Global Justice Center
- Founded: 2005; 21 years ago
- Type: Non-profit NGO
- Focus: Human rights activism
- Headquarters: New York City, United States
- Region served: Worldwide
- Product: Non profit human rights advocacy
- Key people: Janet Benshoof (Founder) Elise Keppler (Executive Director)
- Website: globaljusticecenter.net

= Global Justice Center =

International human rights organization aiming to advance gender equality

Global Justice Center (GJC) is an international human rights and humanitarian law organization aiming to advance gender equality by helping to implement and enforce human rights laws. Headquartered in New York City and led by Elise Keppler, GJC is a member of the United Nations NGO Working Group on Women, Peace and Security. GJC works with national and international Non-governmental organizations, the United Nations, the International Criminal Court, and others to promote the progressive, feminist interpretation and application of international law.

== History ==
Global Justice Center was founded in 2005 by American human rights lawyer Janet Benshoof. Benshoof, former director of the American Civil Liberties Union's Reproductive Freedom Project and co-founder of the Center for Reproductive Rights, established Global Justice Center to "fulfil her vision of a new kind of human rights organization where women's equality in power was a foundational principle for human rights."

== Issues ==
Global Justice Center has outlined three of its main goals:

- Abortion access is respected, protected, and fulfilled as a fundamental human right
- Gender shapes the prevention of and response to violence, including conflict and mass atrocities
- Multilateral systems integrate principles of feminism, inclusivity, and nondiscrimination

== Abortion Access ==
Global Justice Center believes that safe abortion is a fundamental part of the sexual and reproductive health and rights framework and must be accessible to all pregnant people.

=== Abortion Access in Conflict ===

GJC has worked to ensure the provision of abortion services for war rape victims. They argue that states have “positive obligations to provide non-discriminatory medical care under the Geneva Conventions,” which, according to their interpretation, “entitles all victims of armed conflict — including those brutalized by rape — to complete and non-discriminatory medical treatment.”

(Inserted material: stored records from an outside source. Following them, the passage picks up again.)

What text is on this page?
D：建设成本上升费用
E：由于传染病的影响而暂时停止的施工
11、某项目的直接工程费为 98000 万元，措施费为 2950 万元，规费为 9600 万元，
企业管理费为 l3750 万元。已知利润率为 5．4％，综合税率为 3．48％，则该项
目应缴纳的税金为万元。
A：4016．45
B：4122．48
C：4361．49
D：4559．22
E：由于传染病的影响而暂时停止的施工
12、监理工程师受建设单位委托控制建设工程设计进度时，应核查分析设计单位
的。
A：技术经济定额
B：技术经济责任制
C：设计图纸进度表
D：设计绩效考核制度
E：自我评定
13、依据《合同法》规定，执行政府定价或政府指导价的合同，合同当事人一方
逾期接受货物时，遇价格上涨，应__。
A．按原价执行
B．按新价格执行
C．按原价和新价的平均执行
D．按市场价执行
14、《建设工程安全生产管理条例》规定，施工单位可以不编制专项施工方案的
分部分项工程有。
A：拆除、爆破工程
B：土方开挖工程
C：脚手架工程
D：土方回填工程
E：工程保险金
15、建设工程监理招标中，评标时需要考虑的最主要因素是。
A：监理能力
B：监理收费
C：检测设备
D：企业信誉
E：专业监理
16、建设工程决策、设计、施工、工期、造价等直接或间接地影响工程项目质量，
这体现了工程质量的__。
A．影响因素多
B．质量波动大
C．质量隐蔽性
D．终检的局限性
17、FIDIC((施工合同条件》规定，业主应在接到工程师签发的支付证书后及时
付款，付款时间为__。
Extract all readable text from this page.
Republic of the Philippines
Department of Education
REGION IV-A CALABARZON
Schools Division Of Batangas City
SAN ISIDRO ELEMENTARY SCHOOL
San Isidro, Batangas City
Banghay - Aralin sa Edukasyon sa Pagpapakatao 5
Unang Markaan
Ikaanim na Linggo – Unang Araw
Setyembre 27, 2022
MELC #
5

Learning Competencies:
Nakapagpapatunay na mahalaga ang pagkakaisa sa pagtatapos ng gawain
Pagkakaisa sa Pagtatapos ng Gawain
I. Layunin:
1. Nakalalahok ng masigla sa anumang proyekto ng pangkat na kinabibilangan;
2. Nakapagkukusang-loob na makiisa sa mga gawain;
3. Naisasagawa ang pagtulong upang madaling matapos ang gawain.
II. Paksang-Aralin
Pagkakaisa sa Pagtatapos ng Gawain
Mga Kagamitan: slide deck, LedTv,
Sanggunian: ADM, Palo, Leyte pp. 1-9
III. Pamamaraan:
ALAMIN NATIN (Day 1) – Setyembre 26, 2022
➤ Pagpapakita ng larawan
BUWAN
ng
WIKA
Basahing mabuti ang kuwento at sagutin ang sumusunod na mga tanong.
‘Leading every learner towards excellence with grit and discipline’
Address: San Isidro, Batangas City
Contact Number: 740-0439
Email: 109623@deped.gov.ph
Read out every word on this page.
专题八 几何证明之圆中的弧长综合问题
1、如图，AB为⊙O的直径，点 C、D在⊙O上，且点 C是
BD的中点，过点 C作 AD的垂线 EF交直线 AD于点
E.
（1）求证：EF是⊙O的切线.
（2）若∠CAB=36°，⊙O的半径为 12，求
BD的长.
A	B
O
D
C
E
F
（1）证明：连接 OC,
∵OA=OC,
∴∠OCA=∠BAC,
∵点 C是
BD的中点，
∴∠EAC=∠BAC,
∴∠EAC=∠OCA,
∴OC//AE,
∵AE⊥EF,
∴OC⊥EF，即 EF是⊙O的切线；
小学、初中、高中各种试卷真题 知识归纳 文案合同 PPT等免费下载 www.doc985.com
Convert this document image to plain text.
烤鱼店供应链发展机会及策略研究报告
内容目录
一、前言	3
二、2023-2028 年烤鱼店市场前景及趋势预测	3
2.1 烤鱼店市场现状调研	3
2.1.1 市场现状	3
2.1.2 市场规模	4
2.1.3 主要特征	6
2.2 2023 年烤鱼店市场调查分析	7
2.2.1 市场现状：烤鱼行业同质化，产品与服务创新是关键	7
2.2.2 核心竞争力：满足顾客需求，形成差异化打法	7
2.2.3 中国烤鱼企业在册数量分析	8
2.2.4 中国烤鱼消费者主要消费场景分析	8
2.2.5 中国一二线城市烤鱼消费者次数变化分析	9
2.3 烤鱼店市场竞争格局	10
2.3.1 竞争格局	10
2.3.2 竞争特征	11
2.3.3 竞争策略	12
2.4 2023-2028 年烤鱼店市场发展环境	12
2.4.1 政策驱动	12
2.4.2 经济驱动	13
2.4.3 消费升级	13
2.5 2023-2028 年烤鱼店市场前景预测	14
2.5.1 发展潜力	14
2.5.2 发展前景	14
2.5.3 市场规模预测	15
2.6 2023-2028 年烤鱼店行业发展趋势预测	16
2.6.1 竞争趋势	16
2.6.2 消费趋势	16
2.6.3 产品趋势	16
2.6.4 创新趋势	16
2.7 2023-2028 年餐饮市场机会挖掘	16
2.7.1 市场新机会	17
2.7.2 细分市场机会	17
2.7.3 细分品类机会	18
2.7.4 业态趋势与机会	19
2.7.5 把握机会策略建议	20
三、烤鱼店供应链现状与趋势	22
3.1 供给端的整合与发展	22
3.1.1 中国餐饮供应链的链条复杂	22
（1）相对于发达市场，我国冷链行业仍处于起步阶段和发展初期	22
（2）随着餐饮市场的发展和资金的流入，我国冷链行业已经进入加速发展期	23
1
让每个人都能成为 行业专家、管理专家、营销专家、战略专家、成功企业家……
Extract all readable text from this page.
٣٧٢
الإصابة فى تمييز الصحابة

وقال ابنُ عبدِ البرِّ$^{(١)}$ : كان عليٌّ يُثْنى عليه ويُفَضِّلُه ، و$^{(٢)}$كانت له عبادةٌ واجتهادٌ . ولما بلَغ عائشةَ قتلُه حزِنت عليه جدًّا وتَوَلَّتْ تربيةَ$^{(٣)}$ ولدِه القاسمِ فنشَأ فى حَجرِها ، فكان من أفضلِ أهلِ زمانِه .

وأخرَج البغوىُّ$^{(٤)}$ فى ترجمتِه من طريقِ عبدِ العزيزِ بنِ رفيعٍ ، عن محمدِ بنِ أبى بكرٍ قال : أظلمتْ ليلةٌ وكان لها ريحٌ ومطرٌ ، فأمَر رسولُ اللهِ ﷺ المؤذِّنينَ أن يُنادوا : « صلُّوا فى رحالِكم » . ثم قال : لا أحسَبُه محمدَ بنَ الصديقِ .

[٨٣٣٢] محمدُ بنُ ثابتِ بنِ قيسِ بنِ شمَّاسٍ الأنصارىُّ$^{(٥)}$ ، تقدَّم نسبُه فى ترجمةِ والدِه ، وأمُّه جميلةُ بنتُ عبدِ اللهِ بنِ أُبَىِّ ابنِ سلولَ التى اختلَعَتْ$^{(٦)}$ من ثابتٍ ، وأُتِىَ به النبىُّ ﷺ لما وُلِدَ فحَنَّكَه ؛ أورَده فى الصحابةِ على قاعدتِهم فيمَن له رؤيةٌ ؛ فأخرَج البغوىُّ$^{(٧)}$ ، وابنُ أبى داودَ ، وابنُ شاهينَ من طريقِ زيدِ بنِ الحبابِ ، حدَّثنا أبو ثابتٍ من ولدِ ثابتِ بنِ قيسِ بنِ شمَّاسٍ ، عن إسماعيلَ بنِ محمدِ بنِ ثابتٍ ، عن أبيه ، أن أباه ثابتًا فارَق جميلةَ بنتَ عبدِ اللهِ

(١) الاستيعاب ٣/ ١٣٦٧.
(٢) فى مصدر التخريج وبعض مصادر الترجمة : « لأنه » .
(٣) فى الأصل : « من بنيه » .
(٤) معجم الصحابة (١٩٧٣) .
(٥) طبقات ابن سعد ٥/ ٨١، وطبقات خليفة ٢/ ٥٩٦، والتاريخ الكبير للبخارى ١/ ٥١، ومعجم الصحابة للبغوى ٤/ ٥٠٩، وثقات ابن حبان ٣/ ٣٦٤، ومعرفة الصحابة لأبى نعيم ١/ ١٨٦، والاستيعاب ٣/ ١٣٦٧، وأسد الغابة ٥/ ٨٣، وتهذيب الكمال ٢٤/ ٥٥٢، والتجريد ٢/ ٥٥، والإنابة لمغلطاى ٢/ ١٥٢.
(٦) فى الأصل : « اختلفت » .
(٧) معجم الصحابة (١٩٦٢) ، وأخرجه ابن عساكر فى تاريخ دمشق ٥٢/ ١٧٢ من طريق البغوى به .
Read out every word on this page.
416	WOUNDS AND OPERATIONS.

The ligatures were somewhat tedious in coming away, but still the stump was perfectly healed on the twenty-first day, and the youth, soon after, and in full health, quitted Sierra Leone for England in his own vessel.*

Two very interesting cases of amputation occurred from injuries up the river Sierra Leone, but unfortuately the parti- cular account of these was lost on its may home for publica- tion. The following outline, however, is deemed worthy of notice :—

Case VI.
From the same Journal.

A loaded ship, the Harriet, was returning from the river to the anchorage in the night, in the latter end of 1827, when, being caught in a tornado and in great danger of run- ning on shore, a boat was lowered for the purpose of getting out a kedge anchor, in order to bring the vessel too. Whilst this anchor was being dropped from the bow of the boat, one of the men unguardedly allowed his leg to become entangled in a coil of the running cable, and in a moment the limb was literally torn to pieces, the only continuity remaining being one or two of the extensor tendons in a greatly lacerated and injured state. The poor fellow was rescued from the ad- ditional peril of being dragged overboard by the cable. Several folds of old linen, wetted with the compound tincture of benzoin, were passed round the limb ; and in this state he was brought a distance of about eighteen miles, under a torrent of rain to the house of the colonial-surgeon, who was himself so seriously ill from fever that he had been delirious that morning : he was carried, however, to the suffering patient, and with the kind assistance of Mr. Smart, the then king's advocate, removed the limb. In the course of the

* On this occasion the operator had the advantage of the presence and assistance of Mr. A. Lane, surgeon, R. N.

=== Illegal US Abortion Policy ===

Global Justice Center continues to challenge US abortion funding restrictions, including the Helms Amendment and Global Gag Rule as violations of international law. GJC has worked to repeal the United States’ Helms Amendment of 1973 which states that “no foreign assistance funds may be used to pay for the performance of abortion as a method of family planning or to motivate or coerce any person to practice abortions.” GJC also argues against an overly restrictive interpretation of the Helms Amendment that includes all abortions, and along with the Government of Norway has called on the United States to allow for abortions for war rape victims.

== Sexual and Gender-Based Violence ==
Global Justice Center believes that sexual and gender-based violence is, at its core, an expression of "discrimination, patriarchy, and inequality." Therefore, its work to prevent sexual and gender-based violence seeks to address and transform these root causes and the patriarchal legal systems that enable it.

=== Mass Atrocity Crimes ===

GJC works to pressure international groups and institutions to use a gender lens when enforcing the Genocide Convention, arguing that current enforcement fails to adequately account for the differential experiences of women in conflict and the gender-based genocidal tactics often used in contemporary warfare, such as sexual slavery. Its 2018 legal analysis of gender and genocide, "Beyond Killing: Gender, Genocide and Obligations under International Law" examines non-killing acts of genocide and argues that the international community has "failed to grapple with the intrinsic role that gender plays the crime of genocide"

Since its founding, GJC's work on mass atrocity crimes has focused on Myanmar. Before and after the 2017 genocide of the Rohingya, GJC worked with Burmese women's organizations to use international law and international standards to challenge discriminatory domestic policies and practices on sexual and gender-based violence. Following the Rohingya genocide and 2021 military coup, GJC has worked to hold Myanmar's military accountable at the International Criminal Court, International Court of Justice, and other international venues for its crimes, which include the systemic use of sexual and gender-based violence.